漢方を処方するための診断法(四診)
四診とは望診・聞診・問診・切診の四つの診断方法を言います。本来、漢方薬を処方する医師は、この方法により診断することにより「証」を捉えて処方するのが当たり前のことであります。





望診
「望診」とは、視覚的に診察する診断方法です。 患者さんの顔色はもちろん、精神状態、皮膚の状態、挙錯・動作まで診断の対象とします。 また、舌の状態や排泄物の観察(例えば痰の色)なども望診の一部とされています。患者さんが診察室に入ってきてから椅子に座るまでの状態も観察してます。
舌診
「舌診」とは、患者さんの舌の色、大きさ、厚さ、舌苔(ぜったい:舌のこけのこと)の色など、色々な角度から「舌」の状態を診ることによって、からだの中の色々な情報を得ようとする診断の方法で、中医学の診断法の中でも特に重要な項目です。「舌診」は「望診」の手法のひとつです。
脈診
「脈診」は、患者の脈に触れて拍動の強さや早さ、硬さや太さ、浮き沈みなどを把握することで、疾病の状態を診察する方法。脈診は「切診」に含まれる。例えば、脈が浮いて、拍動の数が多く、緊張している場合、浮数緊の脈といい、概ね発熱している場合が多く、発汗させて治療する方法を採用します。
腹診
「腹診」は、日本で発達した漢方独特の診察方法です。腹部には、様々な体質を反映する所見が現れるといわれています。腹部の緊張の状態、どこに圧痛や抵抗感があるかなどをみて判断をしていきます。

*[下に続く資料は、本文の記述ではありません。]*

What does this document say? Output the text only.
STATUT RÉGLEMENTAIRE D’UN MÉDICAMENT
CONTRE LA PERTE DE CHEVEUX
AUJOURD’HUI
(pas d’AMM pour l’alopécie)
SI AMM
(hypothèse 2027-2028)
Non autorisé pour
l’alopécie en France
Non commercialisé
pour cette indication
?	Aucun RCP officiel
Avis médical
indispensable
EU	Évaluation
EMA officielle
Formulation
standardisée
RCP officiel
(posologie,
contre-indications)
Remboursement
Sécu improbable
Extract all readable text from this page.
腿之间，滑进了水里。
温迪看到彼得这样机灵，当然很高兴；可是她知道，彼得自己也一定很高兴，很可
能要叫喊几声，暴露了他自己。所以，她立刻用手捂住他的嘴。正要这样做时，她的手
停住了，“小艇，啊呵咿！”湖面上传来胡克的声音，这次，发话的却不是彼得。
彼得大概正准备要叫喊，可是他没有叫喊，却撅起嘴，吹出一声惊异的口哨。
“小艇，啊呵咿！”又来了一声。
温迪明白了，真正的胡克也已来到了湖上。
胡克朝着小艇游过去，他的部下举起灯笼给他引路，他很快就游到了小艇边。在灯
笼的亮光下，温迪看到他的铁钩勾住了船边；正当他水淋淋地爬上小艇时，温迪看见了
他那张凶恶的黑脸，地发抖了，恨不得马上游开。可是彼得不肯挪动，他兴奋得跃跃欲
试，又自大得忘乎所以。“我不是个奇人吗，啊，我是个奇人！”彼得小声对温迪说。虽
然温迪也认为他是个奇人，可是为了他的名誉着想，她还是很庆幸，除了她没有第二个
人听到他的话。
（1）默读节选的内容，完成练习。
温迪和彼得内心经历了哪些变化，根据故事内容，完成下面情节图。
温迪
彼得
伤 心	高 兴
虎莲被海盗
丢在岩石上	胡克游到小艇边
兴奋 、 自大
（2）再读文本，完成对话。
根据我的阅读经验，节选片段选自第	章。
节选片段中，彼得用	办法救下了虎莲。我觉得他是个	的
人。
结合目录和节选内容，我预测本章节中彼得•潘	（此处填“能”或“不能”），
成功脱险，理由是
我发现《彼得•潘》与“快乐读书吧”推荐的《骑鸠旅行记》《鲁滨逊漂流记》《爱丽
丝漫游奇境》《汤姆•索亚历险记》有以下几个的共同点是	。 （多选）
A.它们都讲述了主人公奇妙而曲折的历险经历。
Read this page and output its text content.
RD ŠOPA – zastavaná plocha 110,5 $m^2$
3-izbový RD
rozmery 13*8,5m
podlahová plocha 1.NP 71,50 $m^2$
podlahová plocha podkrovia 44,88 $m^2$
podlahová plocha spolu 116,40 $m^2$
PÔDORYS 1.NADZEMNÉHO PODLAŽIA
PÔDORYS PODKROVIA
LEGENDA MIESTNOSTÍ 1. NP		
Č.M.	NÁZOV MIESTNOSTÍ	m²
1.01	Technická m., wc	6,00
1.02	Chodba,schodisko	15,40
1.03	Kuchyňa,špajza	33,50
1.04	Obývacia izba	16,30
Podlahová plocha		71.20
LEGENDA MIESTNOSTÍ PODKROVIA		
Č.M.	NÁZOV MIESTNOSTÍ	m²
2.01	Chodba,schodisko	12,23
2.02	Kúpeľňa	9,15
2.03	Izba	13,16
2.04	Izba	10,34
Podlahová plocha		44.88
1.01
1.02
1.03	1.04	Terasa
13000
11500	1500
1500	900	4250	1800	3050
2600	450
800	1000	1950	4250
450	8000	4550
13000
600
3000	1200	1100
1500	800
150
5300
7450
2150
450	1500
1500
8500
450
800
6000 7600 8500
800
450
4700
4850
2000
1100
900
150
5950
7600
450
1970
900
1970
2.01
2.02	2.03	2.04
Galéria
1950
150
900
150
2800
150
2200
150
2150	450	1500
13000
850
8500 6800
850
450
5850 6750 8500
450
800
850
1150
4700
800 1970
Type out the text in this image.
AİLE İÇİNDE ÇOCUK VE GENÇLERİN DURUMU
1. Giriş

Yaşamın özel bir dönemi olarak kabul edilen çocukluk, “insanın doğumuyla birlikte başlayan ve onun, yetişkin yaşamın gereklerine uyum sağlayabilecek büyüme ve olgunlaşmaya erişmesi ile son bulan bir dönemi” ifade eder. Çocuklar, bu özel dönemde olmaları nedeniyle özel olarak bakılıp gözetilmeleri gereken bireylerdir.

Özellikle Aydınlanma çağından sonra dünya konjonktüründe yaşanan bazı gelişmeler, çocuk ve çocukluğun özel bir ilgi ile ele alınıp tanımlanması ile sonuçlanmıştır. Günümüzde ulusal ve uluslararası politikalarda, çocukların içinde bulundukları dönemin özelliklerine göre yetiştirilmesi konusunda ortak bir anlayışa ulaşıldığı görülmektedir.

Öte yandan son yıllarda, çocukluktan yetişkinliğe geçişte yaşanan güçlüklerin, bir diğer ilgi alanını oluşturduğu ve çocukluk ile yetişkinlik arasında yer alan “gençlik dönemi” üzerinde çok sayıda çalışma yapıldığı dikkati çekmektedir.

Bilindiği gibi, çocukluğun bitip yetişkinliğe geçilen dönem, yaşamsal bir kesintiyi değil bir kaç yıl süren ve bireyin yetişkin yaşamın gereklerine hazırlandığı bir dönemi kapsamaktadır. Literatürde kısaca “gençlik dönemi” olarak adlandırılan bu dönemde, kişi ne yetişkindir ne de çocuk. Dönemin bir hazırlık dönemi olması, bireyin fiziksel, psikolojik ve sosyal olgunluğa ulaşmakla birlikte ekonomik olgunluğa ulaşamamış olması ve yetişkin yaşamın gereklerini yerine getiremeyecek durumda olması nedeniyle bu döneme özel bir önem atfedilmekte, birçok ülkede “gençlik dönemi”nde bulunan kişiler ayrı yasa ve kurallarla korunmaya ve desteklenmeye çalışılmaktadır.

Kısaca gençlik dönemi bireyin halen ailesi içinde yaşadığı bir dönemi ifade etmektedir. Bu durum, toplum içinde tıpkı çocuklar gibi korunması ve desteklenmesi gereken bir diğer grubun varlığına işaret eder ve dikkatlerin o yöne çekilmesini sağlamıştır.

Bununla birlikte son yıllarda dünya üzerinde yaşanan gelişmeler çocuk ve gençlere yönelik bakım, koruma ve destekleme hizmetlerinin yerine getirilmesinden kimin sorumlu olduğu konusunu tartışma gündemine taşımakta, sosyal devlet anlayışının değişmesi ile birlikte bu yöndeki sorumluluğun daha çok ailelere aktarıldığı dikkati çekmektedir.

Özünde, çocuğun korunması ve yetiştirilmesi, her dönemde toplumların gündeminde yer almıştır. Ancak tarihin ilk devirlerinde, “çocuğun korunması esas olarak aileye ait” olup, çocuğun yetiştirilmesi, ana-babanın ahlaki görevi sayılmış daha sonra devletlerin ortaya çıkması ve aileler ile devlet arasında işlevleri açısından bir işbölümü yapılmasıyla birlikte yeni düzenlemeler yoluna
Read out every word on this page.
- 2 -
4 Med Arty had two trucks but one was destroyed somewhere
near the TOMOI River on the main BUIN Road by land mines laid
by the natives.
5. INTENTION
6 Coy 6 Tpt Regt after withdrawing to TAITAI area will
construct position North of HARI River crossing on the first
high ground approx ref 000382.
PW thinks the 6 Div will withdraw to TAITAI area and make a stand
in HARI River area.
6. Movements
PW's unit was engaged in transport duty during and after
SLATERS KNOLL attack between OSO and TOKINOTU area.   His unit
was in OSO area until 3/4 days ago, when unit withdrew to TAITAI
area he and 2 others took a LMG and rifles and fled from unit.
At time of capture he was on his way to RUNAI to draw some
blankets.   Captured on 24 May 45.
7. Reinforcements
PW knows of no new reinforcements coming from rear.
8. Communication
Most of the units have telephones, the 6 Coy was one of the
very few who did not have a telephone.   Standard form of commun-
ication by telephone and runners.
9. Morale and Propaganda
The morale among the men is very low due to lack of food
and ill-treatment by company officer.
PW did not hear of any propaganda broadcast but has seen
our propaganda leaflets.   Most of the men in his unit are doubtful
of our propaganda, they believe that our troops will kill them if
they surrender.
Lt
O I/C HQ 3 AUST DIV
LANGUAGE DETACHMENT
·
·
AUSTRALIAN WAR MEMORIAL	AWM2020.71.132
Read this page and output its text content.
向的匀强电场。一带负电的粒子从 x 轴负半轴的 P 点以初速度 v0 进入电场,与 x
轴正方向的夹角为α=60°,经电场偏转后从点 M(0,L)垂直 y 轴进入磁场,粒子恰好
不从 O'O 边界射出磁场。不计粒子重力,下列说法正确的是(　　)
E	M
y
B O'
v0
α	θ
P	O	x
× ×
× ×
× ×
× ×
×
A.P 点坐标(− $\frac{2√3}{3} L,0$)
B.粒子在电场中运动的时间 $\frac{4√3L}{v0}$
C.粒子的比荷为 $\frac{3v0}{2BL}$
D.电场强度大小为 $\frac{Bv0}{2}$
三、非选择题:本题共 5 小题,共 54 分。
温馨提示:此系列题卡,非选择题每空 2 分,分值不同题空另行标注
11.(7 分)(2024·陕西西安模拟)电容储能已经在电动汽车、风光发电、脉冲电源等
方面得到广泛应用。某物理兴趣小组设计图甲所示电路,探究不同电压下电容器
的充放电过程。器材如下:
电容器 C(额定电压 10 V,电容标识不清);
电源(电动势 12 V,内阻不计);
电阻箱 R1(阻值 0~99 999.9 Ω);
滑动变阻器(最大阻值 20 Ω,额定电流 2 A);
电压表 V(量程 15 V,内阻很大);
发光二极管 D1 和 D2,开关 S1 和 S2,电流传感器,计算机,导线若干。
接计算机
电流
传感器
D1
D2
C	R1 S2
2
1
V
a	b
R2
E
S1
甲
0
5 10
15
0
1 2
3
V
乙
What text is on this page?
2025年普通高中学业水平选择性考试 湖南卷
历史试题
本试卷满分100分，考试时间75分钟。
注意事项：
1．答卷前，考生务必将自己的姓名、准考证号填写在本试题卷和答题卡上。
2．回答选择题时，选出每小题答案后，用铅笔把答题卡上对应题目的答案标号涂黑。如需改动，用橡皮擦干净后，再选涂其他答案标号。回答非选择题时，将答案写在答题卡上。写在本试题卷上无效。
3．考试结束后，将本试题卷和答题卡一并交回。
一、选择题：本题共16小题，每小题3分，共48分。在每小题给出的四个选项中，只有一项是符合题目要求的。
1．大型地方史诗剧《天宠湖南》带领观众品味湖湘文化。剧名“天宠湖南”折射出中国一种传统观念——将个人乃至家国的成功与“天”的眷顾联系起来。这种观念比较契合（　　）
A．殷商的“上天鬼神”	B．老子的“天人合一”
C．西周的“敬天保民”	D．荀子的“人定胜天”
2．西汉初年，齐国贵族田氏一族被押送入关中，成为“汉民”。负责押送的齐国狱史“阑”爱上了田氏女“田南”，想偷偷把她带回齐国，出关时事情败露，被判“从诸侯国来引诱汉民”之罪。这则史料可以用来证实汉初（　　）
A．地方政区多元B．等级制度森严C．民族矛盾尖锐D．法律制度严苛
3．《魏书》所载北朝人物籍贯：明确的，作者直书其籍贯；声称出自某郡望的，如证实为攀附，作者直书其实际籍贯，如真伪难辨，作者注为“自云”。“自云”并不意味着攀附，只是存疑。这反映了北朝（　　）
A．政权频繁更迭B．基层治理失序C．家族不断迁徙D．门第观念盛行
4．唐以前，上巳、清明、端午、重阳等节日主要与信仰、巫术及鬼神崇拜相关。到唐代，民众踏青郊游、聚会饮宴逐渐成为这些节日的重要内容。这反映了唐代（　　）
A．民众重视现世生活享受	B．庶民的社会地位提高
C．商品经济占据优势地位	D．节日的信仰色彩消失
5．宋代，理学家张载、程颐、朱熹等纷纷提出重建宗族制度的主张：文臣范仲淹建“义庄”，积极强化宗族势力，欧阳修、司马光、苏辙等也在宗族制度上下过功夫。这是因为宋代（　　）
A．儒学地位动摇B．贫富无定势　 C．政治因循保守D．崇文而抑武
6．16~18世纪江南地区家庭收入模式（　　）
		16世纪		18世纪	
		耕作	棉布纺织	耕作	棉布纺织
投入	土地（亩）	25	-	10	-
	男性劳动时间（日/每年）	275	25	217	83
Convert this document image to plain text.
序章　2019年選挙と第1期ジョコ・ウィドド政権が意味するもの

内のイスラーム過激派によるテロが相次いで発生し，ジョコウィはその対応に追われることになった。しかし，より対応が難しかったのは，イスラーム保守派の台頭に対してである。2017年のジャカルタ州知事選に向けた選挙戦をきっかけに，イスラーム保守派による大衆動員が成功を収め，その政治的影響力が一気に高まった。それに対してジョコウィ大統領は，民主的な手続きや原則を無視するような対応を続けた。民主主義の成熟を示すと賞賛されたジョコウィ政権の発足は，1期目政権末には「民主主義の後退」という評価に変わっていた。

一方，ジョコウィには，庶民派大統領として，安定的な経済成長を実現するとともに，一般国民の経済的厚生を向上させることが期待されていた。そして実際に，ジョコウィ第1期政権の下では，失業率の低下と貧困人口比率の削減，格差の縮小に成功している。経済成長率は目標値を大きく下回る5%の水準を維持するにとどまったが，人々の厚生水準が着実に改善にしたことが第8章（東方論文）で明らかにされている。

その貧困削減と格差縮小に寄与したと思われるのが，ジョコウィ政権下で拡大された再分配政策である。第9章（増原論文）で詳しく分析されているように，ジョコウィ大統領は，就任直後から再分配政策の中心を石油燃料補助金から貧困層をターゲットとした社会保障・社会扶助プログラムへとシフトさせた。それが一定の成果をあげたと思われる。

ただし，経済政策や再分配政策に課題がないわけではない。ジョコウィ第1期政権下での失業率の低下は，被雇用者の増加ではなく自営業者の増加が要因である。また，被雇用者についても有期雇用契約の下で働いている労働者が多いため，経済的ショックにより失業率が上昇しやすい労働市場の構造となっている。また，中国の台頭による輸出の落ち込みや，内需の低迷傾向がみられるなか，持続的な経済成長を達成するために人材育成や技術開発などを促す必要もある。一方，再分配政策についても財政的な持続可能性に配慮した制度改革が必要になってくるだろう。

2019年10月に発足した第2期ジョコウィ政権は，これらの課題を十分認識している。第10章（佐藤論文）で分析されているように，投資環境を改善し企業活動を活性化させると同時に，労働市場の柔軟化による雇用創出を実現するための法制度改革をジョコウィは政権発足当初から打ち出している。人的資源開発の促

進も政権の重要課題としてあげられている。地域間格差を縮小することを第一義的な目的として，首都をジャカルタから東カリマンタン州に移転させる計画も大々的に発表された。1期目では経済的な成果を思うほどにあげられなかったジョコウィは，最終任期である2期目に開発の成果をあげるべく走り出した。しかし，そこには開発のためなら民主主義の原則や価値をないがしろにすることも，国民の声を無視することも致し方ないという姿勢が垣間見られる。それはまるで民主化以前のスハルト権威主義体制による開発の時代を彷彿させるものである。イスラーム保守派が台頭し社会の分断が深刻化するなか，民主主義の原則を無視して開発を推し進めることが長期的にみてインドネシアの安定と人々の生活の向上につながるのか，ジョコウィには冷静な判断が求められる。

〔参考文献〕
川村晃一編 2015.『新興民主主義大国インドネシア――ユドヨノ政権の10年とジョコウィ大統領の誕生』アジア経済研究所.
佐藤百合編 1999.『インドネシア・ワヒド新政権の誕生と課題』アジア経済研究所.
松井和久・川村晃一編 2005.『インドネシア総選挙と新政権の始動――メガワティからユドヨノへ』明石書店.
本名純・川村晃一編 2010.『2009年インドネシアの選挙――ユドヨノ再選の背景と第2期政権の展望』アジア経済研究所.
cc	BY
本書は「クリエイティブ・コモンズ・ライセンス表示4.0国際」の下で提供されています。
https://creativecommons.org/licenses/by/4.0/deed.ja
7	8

従って、たとえ症状が‘頭痛’や‘めまい’であっても‘腹部’の診察をすることとなります。胸脇苦満、心下部振水音、腹直筋攣急、小腹急結、臍下不仁などの名がつく状態を見分けます。これも「切診」の一つです。
問診・聞診
「問診」は現代医学のものと同様、患者さんから症状や経過を聴取することですが、東洋医学における問診は患者さんの生きた言葉を上手に引き出して診療録にもなるべくそのままの言葉を記載することが重要とされています。
「聞診」は聴覚と嗅覚からの情報収集です。現代医学での聴診も聞診に含まれます。
発語が明瞭か、応答がスムーズかなど言語・音声から情報を得たり、咳や呼吸音、腸の蠕動音などを聴診することで状態を把握します。